02 settembre 2021 09:59

Avete sicuramente già sentito questo discorso in passato: l’Europa deve prendere in mano la propria difesa e smettere di essere il rimorchio degli Stati Uniti. In un’opinione pubblicata il 1 settembre sul New York Times l’alto rappresentante per la politica estera dell’Unione europea Josep Borrell ha parlato di una “wake up call”, di una “sveglia” a proposito del modo in cui Washington ha gestito l’uscita dall’Afghanistan, insistendo sul fatto che i paesi europei della Nato si sono trovati totalmente dipendenti dalle decisioni statunitensi, su cui non hanno avuto alcun peso.

Lo stesso concetto è stato espresso in modo ironico da Gérard Araud, ex ambasciatore francese a Washington, che dopo l’ultimo discorso di Joe Biden ha scritto su Twitter: “Svegliati, Europa, la tua bambinaia ha dato le dimissioni!”.

Sarà finalmente la volta buona? Non è detto. Gli europei hanno condiviso il trauma davanti alla caduta di Kabul e al caos delle evacuazioni, ma non tutti traggono le stesse conclusioni. Il dibattito sulla “autonomia strategica” dell’Europa, tallone d’Achille della costruzione europea ormai da decenni, resta aperto, e non sarà risolto solo dagli eventi in Afghanistan.

Il guardiano è stanco
L’unico punto di consenso tra i 27 è la consapevolezza che l’entusiasmo per Biden, atteso come il Messia dopo gli anni di Trump, è clamorosamente scemato. Gli europei hanno capito che al di là di un apprezzato cambiamento di stile il riflusso statunitense resta la norma. Il guardiano è stanco.

Ma a prescindere da questa constatazione esistono come sempre due posizioni in conflitto. Da un lato troviamo quelli che sono d’accordo con la dichiarazione del presidente francese Emmanuel Macron pubblicata dal Journal du Dimanche: “L’Europa della difesa e dell’autonomia strategica deve nascere ora!”. Dall’altro invece abbiamo quelli che continuano a pensare che l’ombrello statunitense, nel quadro dell’alleanza atlantica, sia meglio di un’avventura europea piena di incognite, in un mondo tornato a essere pericoloso.

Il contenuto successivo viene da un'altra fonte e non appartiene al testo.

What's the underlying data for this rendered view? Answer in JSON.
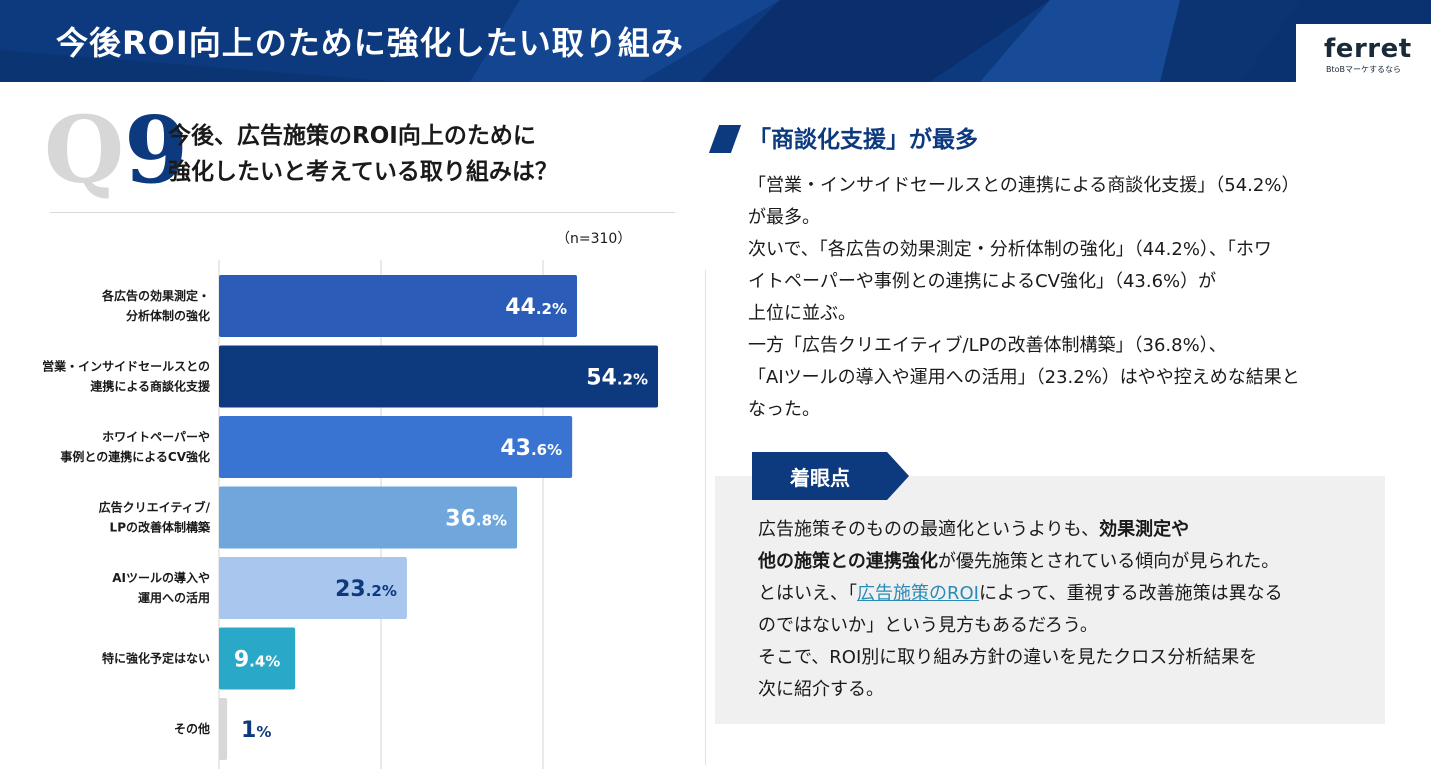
{
  "header": {
    "title": "今後ROI向上のために強化したい取り組み",
    "logo": "ferret",
    "tagline": "BtoBマーケするなら"
  },
  "question": {
    "label_q": "Q",
    "label_num": "9",
    "line1": "今後、広告施策のROI向上のために",
    "line2": "強化したいと考えている取り組みは？",
    "sample_size": "（n=310）"
  },
  "chart_data": {
    "type": "bar",
    "orientation": "horizontal",
    "title": "今後、広告施策のROI向上のために強化したいと考えている取り組みは？",
    "categories": [
      [
        "各広告の効果測定・",
        "分析体制の強化"
      ],
      [
        "営業・インサイドセールスとの",
        "連携による商談化支援"
      ],
      [
        "ホワイトペーパーや",
        "事例との連携によるCV強化"
      ],
      [
        "広告クリエイティブ/",
        "LPの改善体制構築"
      ],
      [
        "AIツールの導入や",
        "運用への活用"
      ],
      [
        "特に強化予定はない"
      ],
      [
        "その他"
      ]
    ],
    "values": [
      44.2,
      54.2,
      43.6,
      36.8,
      23.2,
      9.4,
      1
    ],
    "value_labels": [
      [
        "44",
        ".2%"
      ],
      [
        "54",
        ".2%"
      ],
      [
        "43",
        ".6%"
      ],
      [
        "36",
        ".8%"
      ],
      [
        "23",
        ".2%"
      ],
      [
        "9",
        ".4%"
      ],
      [
        "1",
        "%"
      ]
    ],
    "colors": [
      "#2a5cb8",
      "#0d3a7e",
      "#3a74d2",
      "#6fa6dc",
      "#a8c6ee",
      "#2aa8c8",
      "#d8d8d8"
    ],
    "label_colors": [
      "#ffffff",
      "#ffffff",
      "#ffffff",
      "#ffffff",
      "#0d3a7e",
      "#ffffff",
      "#0d3a7e"
    ],
    "unit": "%",
    "xlim": [
      0,
      60
    ],
    "gridlines_at": [
      20,
      40
    ]
  },
  "headline": "「商談化支援」が最多",
  "summary_lines": [
    "「営業・インサイドセールスとの連携による商談化支援」（54.2%）",
    "が最多。",
    "次いで、「各広告の効果測定・分析体制の強化」（44.2%）、「ホワ",
    "イトペーパーや事例との連携によるCV強化」（43.6%）が",
    "上位に並ぶ。",
    "一方「広告クリエイティブ/LPの改善体制構築」（36.8%）、",
    "「AIツールの導入や運用への活用」（23.2%）はやや控えめな結果と",
    "なった。"
  ],
  "point": {
    "tag": "着眼点",
    "l1_a": "広告施策そのものの最適化というよりも、",
    "l1_b": "効果測定や",
    "l2_a": "他の施策との連携強化",
    "l2_b": "が優先施策とされている傾向が見られた。",
    "l3_a": "とはいえ、「",
    "l3_link": "広告施策のROI",
    "l3_b": "によって、重視する改善施策は異なる",
    "l4": "のではないか」という見方もあるだろう。",
    "l5": "そこで、ROI別に取り組み方針の違いを見たクロス分析結果を",
    "l6": "次に紹介する。"
  }
}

Questa spaccatura si trova all’interno degli stati dell’Unione e a volte anche della stessa famiglia politica. È il caso in Germania della Cdu, il partito della cancelliera Merkel, a poche settimane dalle elezioni generali.

Senza unanimità
Finora Merkel ha accompagnato i primi passi della difesa europea, senza però dar loro il significato che gli attribuiscono a Parigi. La cancelliera non ha mai condiviso il lirismo francese per l’autonomia strategica.

Dopo la caduta di Kabul il candidato della Cdu Armin Laschet ha aspramente criticato la Nato, suscitando una replica della ministra della difesa ed ex delfina di Merkel, Annegret Kramp-Karrenbauer. In un discorso la ministra ha denunciato coloro che puntano il dito contro gli statunitensi, sostenendo che il parlamento tedesco non avrebbe mai accettato di votare un impegno in Afghanistan senza gli Stati Uniti.

Il prossimo 1 gennaio la Francia assumerà la presidenza dell’Unione europea, e sicuramente Macron affronterà il tema dell’autonomia strategica. Tuttavia sembra difficile che si possa avanzare rapidamente all’unanimità su un tema delicato che riguarda la sovranità degli stati, la loro storia e i loro traumi. E tutto questo malgrado le “sveglie” in Afghanistan.